Health care cut 6,000 positions, that industry's first monthly cut in 10 years. It could raise questions about the effect of President Barack Obama's health care reform.

Vitner noted that health care layoffs had been announced over the fall and that these figures appear to be "genuine."

Transportation and warehousing cut some jobs, suggesting that shippers hired fewer workers for the holidays. Governments cut 13,000 positions.

Despite December's sharp slowdown, monthly job gains averaged 182,000 last year, nearly matching the average monthly gains for the previous two years.

One bright spot was manufacturing. Factories added 9,000 positions, the fifth straight gain. Still, that's down from 31,000 in November. Retailers added 55,000 jobs.

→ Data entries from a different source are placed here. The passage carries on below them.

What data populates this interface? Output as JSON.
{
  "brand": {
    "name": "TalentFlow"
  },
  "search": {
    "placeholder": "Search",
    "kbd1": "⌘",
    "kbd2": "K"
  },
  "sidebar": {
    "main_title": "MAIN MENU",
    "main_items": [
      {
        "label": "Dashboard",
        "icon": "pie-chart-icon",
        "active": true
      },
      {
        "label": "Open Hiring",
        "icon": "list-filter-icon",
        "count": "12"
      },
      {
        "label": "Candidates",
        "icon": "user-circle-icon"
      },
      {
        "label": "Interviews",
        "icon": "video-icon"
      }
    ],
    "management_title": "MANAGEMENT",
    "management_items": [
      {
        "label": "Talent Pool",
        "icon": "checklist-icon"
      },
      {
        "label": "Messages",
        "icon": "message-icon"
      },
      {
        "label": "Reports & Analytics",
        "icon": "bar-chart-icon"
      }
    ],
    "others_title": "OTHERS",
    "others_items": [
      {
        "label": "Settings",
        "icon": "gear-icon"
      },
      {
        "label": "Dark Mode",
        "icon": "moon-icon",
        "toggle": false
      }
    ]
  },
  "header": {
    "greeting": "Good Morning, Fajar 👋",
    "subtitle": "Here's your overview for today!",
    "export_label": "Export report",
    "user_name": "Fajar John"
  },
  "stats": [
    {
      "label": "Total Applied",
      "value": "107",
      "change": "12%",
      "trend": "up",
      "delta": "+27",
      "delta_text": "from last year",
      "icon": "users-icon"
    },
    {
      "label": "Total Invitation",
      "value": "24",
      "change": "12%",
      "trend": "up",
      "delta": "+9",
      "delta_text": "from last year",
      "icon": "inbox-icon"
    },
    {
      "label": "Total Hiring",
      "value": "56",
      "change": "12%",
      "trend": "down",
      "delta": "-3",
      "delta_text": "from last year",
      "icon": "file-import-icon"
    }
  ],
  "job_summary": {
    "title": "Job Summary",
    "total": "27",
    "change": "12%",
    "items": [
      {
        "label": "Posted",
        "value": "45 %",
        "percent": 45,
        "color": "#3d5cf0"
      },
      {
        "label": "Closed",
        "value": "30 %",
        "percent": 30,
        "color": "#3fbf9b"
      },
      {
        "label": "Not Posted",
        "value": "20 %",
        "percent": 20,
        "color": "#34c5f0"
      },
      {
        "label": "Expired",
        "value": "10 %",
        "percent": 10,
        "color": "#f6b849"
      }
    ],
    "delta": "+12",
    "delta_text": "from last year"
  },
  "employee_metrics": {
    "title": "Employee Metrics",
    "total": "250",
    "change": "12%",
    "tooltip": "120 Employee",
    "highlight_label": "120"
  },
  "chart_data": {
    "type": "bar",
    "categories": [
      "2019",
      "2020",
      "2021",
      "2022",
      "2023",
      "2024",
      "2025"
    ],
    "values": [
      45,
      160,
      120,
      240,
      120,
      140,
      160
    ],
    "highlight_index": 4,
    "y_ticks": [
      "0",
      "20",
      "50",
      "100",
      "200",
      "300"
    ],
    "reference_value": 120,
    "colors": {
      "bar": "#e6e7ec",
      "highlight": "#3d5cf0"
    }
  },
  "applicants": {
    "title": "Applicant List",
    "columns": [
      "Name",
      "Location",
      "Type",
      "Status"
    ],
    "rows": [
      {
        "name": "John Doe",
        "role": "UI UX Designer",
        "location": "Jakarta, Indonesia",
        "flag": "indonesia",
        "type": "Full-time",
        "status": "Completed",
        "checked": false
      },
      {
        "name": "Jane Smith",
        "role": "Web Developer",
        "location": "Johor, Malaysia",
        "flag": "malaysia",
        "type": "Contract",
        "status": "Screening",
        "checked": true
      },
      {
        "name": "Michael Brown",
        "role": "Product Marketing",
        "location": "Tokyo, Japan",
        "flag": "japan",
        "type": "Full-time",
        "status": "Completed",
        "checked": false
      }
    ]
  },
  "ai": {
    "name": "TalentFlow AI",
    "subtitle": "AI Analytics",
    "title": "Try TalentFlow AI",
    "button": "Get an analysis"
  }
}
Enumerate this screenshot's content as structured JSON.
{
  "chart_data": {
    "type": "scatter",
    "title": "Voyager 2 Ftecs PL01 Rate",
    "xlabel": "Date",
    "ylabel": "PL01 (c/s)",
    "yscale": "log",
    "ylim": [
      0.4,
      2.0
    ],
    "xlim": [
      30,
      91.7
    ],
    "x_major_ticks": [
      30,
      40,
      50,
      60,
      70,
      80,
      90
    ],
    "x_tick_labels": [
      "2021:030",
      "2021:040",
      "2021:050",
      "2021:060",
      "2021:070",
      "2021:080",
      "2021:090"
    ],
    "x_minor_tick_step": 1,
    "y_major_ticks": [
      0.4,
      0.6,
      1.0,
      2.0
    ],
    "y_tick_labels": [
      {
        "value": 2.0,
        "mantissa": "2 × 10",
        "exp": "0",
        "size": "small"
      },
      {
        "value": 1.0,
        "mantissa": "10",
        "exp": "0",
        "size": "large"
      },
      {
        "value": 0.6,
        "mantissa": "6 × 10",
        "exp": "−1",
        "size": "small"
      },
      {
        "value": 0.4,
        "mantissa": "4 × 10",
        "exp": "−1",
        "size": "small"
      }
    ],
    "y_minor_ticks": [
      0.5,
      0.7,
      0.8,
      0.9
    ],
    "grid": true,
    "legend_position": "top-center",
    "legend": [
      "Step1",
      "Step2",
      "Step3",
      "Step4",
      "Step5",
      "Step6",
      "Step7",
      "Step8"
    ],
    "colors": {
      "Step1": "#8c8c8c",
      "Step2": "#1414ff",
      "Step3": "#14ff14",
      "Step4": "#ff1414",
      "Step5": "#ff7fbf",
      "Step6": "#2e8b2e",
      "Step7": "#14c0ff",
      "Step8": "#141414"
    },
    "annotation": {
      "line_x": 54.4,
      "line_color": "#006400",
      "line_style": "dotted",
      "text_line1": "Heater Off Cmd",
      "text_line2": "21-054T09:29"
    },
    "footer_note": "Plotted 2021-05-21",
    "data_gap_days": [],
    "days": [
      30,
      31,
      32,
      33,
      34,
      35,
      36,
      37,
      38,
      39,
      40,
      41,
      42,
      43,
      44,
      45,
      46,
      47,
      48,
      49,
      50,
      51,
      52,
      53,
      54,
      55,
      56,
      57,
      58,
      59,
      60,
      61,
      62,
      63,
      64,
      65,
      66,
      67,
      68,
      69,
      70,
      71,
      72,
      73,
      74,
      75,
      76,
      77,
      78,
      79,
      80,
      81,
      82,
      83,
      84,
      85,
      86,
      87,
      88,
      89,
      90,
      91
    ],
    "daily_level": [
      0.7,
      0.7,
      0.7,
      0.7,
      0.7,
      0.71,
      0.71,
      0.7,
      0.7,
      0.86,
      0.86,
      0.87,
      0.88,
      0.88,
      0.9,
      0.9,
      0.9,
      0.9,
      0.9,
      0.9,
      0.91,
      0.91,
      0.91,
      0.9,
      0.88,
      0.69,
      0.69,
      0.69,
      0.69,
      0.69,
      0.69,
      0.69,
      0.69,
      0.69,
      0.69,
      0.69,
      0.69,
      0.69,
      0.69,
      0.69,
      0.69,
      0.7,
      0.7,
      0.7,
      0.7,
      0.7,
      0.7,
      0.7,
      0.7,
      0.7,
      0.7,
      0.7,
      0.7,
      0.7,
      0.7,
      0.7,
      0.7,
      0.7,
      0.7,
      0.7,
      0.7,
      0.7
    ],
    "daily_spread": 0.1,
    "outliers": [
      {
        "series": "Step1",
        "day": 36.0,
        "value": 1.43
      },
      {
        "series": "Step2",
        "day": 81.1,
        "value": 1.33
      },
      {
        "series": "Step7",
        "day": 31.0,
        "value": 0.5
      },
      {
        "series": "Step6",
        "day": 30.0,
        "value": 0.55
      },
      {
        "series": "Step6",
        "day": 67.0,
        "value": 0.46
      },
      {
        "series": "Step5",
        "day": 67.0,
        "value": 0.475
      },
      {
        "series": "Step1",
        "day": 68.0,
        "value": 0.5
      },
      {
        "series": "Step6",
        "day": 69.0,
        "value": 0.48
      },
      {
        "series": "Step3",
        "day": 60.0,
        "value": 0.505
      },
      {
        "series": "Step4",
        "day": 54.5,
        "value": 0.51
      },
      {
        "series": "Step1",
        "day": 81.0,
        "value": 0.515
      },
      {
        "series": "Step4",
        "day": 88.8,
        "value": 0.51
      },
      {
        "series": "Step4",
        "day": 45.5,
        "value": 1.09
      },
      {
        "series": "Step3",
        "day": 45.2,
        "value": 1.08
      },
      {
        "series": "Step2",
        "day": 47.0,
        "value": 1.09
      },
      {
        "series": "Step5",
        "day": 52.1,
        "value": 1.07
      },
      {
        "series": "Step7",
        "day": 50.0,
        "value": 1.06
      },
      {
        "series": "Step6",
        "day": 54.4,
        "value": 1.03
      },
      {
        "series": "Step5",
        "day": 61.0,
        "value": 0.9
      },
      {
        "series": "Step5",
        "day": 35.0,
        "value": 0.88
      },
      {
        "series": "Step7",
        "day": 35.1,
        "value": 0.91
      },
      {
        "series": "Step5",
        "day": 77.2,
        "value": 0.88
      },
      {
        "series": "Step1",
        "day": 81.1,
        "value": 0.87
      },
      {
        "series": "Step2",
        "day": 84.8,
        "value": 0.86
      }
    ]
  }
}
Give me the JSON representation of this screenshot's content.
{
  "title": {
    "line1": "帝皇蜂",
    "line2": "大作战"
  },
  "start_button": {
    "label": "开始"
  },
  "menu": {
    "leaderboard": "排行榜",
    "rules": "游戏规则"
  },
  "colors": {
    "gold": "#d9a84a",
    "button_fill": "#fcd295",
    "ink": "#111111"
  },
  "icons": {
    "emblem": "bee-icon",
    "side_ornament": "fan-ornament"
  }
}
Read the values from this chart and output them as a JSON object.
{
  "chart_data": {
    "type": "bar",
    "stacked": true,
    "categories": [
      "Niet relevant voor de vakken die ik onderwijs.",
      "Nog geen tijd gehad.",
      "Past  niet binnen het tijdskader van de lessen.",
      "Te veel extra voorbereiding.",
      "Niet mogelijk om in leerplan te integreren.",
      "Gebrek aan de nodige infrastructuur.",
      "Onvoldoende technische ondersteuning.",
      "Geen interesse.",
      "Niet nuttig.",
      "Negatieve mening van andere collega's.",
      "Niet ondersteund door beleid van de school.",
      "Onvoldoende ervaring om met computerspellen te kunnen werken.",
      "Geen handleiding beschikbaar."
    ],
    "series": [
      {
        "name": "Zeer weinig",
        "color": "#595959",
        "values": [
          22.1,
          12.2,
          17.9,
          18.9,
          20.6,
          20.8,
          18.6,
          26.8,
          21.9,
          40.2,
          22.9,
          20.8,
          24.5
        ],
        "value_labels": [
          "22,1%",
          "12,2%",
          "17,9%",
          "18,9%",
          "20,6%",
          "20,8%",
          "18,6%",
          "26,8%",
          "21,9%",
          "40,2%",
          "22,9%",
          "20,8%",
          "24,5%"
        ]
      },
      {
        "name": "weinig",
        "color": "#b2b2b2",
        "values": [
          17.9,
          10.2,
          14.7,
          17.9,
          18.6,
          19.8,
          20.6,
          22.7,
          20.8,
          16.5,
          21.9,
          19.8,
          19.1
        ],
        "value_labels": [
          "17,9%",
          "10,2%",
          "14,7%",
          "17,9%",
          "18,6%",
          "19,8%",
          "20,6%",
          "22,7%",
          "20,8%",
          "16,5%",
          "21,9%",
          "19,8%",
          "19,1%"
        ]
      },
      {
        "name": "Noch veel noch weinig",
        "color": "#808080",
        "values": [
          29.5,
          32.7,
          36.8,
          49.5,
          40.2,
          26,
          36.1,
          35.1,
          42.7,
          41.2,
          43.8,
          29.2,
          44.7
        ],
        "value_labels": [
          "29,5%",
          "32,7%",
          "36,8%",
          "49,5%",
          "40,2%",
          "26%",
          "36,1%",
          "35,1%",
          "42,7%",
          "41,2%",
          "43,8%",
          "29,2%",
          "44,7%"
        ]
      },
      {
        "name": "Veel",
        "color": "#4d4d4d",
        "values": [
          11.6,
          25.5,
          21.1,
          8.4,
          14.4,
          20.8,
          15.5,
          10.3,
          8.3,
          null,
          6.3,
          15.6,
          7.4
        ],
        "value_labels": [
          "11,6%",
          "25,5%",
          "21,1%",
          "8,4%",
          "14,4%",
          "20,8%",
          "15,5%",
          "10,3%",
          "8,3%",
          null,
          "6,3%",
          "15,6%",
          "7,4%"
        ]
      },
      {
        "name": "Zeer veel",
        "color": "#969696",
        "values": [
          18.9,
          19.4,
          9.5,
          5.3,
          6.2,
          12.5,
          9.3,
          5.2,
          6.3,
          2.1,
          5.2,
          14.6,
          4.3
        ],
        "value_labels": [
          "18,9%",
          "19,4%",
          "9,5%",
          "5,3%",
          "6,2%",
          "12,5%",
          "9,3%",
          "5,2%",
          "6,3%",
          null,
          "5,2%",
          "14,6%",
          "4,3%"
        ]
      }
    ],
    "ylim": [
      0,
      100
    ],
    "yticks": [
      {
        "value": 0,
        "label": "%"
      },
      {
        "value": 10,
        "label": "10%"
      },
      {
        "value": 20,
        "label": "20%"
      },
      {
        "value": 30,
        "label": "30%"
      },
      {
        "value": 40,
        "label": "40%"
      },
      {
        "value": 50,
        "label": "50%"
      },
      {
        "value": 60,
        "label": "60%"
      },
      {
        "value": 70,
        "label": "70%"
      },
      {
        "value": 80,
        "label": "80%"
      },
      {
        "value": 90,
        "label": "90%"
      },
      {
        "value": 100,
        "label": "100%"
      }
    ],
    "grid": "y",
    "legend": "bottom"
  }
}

Recent data have painted a picture of an economy on the steady rise. Exports hit a record level in November, lowering the U.S. trade deficit. Businesses have ordered more manufactured goods. Auto sales reached a six-year high in 2013.

Analysts now estimate that the economy expanded at a healthy annual rate of 3 percent to 3.5 percent in the October-December quarter. That's up from earlier forecasts of a 2 percent rate or less. It would follow a strong 4.1 percent growth rate reported for the July-September quarter.